Death has been radically different in these dramas as well. There’s no Cio-Cio-San slitting her wrists while the music swells and we admire the glory of it all in Anthony Minghella's beloved and repulsive suicide porn production of Madama Butterfly (which opens January 11 and will run in different stages through May 11). Instead we see the step-by-step details, in close-up via live video projection, of Joseph De Rocher's execution at the end of Dead Man Walking. Ivo van Hove's staging up to that point is bland and noncommittal, but this culminating moment is genuinely upsetting and absolutely blunt, a mockery of the way the living gaze at the dead in opera culture, waiting for the exalted frisson of a tragedy that happens to someone else, not even a step removed from the atavism of human sacrifice in ancient cultures.

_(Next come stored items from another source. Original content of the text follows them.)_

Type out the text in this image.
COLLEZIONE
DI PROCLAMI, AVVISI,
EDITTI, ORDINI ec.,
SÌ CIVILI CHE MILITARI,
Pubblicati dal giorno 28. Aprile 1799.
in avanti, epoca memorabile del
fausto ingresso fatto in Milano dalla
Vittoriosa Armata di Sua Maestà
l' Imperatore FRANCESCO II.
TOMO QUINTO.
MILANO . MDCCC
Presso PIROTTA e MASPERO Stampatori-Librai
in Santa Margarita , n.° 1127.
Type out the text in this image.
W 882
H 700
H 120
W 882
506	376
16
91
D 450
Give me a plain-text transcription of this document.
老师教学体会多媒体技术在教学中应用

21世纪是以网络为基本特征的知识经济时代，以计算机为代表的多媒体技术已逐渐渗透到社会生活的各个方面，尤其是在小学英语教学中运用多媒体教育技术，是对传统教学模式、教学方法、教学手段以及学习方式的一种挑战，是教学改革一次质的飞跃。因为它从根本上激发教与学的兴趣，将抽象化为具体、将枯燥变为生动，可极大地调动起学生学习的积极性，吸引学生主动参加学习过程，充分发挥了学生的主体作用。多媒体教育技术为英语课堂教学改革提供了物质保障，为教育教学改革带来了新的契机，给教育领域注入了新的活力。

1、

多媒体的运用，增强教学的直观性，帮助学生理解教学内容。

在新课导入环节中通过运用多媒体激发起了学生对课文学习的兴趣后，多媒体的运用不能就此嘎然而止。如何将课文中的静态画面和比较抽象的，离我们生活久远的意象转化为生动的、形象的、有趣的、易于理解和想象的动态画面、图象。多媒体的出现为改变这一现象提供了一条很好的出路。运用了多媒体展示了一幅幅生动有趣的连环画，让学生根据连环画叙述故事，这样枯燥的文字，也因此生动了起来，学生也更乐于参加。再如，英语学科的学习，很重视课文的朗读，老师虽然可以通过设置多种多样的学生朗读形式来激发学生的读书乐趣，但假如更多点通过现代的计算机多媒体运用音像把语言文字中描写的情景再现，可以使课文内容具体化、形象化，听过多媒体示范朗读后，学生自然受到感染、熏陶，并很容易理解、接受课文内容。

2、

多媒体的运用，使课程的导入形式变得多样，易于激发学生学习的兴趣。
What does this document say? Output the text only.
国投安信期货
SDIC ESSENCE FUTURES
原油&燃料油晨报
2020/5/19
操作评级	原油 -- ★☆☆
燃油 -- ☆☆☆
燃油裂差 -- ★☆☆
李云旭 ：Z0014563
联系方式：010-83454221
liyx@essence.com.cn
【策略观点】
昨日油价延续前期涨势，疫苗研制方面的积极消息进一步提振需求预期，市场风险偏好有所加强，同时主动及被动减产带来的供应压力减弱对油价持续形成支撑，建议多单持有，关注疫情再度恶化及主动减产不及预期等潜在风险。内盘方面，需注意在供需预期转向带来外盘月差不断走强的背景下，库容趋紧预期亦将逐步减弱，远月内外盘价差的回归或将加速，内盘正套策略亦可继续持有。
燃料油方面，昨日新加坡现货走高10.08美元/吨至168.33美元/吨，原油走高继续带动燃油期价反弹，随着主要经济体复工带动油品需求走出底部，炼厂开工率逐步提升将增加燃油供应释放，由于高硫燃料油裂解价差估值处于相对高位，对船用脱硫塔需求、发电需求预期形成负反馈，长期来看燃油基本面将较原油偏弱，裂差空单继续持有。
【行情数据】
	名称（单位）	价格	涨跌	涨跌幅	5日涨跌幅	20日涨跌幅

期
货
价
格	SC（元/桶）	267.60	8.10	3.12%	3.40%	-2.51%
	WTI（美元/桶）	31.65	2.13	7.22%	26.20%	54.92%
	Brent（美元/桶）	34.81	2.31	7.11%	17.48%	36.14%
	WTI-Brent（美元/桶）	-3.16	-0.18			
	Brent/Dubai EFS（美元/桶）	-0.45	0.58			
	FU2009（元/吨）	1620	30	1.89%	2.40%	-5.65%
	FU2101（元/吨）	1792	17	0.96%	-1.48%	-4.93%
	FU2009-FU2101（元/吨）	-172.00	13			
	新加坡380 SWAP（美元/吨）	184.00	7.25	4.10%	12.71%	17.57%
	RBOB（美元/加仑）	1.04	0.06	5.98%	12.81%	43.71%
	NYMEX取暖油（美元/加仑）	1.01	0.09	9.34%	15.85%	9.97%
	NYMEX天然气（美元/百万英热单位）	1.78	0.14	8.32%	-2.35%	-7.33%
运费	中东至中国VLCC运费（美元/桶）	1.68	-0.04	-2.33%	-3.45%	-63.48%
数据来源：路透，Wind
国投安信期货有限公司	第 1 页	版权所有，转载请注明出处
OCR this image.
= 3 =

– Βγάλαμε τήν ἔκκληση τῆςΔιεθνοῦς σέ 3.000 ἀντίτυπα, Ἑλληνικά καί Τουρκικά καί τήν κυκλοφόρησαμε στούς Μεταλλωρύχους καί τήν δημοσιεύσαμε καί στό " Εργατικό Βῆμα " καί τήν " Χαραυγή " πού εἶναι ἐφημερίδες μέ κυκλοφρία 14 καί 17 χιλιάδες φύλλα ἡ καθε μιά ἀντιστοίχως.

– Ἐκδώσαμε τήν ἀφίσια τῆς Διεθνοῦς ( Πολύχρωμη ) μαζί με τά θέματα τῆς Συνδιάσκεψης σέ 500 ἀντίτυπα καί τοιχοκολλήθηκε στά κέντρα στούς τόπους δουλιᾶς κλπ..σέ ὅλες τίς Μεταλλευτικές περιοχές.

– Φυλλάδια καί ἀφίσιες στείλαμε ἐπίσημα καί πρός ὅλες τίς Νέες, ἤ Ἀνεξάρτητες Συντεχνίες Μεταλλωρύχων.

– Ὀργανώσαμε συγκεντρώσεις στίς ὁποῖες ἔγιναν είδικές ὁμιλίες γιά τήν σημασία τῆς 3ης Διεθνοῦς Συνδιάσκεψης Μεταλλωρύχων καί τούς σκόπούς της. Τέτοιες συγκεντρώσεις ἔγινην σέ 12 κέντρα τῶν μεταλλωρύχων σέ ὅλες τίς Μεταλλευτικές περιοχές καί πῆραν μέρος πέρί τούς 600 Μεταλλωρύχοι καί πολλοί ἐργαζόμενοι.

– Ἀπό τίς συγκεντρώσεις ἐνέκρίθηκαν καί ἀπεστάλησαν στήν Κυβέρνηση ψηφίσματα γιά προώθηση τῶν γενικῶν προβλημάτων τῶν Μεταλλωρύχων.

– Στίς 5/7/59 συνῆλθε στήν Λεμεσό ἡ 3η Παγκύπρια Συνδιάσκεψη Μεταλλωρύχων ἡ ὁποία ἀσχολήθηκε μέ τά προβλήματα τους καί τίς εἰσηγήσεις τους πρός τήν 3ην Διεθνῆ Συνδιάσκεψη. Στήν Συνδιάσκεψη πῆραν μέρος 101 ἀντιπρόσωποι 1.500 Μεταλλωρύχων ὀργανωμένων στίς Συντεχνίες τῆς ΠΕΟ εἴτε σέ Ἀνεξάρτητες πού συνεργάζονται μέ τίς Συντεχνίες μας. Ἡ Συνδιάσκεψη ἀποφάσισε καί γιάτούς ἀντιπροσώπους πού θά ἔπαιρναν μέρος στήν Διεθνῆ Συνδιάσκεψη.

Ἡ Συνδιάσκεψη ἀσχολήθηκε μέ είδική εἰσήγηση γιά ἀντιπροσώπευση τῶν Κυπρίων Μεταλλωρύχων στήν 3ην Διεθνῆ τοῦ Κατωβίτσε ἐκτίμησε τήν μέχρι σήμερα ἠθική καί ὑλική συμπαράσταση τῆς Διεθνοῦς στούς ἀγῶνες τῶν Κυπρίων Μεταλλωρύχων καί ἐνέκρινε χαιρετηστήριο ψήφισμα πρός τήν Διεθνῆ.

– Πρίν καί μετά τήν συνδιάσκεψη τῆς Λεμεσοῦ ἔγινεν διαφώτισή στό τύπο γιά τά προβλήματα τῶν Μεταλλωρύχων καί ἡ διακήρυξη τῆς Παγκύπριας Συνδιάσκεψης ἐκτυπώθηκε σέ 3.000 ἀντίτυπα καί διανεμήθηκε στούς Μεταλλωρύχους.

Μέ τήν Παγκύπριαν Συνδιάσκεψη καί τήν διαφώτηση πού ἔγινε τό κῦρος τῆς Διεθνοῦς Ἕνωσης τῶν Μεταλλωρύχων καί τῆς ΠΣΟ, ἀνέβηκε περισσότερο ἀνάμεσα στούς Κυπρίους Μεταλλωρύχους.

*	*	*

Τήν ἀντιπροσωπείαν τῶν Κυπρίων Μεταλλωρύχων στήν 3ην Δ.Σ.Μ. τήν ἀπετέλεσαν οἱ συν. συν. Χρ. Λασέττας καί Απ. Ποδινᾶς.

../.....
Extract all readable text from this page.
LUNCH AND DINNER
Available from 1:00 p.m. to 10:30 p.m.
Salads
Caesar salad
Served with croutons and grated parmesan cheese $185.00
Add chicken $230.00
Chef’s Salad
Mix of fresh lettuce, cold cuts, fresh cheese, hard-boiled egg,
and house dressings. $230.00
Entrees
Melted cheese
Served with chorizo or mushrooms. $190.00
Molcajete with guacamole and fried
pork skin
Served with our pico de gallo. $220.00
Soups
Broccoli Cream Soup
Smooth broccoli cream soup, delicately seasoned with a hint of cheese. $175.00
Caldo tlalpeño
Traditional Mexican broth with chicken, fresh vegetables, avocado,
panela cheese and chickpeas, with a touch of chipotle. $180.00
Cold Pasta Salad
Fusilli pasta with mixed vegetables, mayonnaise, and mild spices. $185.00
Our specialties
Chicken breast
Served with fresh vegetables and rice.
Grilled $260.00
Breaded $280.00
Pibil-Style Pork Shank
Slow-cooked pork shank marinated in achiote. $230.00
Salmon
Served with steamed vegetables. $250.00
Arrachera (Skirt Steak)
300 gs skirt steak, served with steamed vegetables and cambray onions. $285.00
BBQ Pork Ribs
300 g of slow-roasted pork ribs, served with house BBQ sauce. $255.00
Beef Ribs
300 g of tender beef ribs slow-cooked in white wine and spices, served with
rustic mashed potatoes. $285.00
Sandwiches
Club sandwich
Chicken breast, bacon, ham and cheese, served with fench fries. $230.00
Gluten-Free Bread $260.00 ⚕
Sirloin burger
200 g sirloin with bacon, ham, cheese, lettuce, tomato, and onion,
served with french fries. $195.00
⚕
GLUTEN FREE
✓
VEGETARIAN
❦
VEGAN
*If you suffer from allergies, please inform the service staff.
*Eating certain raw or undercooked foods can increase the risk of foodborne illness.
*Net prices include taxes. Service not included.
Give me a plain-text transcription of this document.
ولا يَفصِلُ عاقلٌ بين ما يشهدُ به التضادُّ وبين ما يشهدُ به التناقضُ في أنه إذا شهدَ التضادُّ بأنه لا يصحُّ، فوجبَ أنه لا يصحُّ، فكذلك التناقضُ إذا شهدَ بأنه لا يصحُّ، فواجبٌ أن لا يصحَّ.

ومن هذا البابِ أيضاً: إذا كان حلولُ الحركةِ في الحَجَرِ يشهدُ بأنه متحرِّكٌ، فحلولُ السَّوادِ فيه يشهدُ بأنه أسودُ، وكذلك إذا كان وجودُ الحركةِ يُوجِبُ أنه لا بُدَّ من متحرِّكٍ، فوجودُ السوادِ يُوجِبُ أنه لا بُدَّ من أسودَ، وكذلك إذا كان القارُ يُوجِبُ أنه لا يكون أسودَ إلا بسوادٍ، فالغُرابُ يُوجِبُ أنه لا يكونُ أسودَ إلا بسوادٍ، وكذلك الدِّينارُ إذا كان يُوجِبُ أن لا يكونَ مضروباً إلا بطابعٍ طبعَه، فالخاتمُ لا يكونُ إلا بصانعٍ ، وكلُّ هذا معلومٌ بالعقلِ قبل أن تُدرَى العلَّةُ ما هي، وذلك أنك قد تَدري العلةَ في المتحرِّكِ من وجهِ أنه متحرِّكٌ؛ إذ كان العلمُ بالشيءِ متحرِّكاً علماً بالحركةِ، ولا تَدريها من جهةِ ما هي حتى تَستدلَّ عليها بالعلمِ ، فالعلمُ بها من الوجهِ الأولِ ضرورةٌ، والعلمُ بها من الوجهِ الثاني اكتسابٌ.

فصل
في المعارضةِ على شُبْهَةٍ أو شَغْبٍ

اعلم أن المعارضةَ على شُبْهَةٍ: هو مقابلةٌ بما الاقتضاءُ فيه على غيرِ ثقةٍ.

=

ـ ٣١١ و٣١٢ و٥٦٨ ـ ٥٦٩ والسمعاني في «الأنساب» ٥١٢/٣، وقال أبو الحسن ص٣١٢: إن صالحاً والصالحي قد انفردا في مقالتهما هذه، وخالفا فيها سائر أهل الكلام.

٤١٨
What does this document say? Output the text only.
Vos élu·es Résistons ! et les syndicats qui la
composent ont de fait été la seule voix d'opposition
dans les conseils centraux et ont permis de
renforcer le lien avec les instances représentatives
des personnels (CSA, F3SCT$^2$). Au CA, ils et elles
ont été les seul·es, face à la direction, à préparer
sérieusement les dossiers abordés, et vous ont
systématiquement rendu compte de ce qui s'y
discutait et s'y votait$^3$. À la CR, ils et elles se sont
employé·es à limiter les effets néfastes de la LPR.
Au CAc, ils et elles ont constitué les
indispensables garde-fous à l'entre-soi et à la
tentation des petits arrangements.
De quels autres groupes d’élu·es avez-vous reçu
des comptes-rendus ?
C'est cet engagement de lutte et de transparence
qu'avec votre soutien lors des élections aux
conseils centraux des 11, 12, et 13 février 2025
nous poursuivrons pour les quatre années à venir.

De Rocher, who murdered two teens, is executed not because of operatic passions of love and duty, but via the psychopathic process that legalizes and systematizes revenge as legally acceptable. X is different than this in a way that nails the problems with Robert O’Hara’s staging. Both the opera and O’Hara are making their debut at the Met with this production; the opera is a good depiction of a difficult subject, Malcolm’s entire life from childhood to his assassination, with fine vocal music, but overall it depends so much on Thulani Davis’s libretto and Christopher Davis’s story that it doesn't have the form of the drama, or even the conflict between Malcolm and Muhammad in the score. X needs this to be shown forcefully on the stage, but O’Hara only partially delivers.

The first of the three acts is rich and dynamic, with brilliant costumes and choreography. But then the Verdi model returns to the worst of nineteenth century operatic traditions, which is having everyone stand around while they sing. The singing from baritone Will Liverman as Malcolm and tenor Victor Ryan Robertson as both the composite character Street and Muhammed, is excellent, but there’s only so much they can do.

Malcolm’s assassination is also troubling because it is, like in Puccini, exalted. He stands at the podium of the Audubon Ballroom, and two shots ring out. The action immediately freezes, Malcolm backlit like an angelic figure captured in a fresco. It’s very opera-culture. After three hours of X speaking more bluntly about racism than anything that’s ever been in front of a Met audience, O’Hara undercuts everything by following stale convention. He undermines the opera by not hearing and seeing that the death here is not for the glorification of the audience, their satisfaction at being cultural cognoscenti, but a condemnation. It needs to be upsetting like it is in Dead Man Walking. Like that opera, the context of X is the violence the state dishes out to marginalized people and communities, if only the staging didn’t soft-pedal this finality.